Comment by tialaramex
2 days ago
Of course, for trivial mechanical changes like adding an argument the Rust binding changes are also trivial. If you've just spent half an hour walking through driver code for hardware you've never heard of changing stuff like
quaff(something, 5, Q_DOOP) ... into ... quaff(something, 5, 0, Q_DEFAULT | (Q_DOOP << 4))
Then it's not beyond the wits of a C programmer to realise that the Rust binding
quaff(var1, n, maybe_doop) ... can be ... quaff(var1, n, 0, Q_DEFAULT | (maybe_doop << 4))
Probably the Rust maintainer will be horrified and emit a patch to do something more idiomatic for binding your new API but there's an excellent chance that meanwhile your minimal patch builds and works since now it has the right number and type of arguments.
> If you've just spent half an hour walking through driver code for hardware you've never heard of changing stuff [...].
Isn’t the point of Coccinelle that you don’t have to spend time walking through (C) driver code you’ve never heard of?

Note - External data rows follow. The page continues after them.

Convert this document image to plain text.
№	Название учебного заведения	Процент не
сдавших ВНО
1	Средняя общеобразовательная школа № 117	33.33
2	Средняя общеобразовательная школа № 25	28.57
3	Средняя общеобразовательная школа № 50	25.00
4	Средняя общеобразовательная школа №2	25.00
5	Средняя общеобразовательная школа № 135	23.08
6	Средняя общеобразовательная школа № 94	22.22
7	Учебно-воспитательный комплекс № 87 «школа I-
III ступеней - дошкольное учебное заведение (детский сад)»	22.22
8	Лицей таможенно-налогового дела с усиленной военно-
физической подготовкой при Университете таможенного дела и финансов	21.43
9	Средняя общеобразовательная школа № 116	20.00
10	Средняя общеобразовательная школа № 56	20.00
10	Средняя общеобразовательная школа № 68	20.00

I have never used Coccinelle but yes, sort of. However, you're on the hook for the patch you submit, Coccinelle isn't a person so if you blindly send out a patch Coccinelle generated, without even eyeballing it, you should expect some risk of thrown tomatoes if (unknown to you) this utterly broke some clever code using your previous API in a way you hadn't anticipated in a driver you don't run.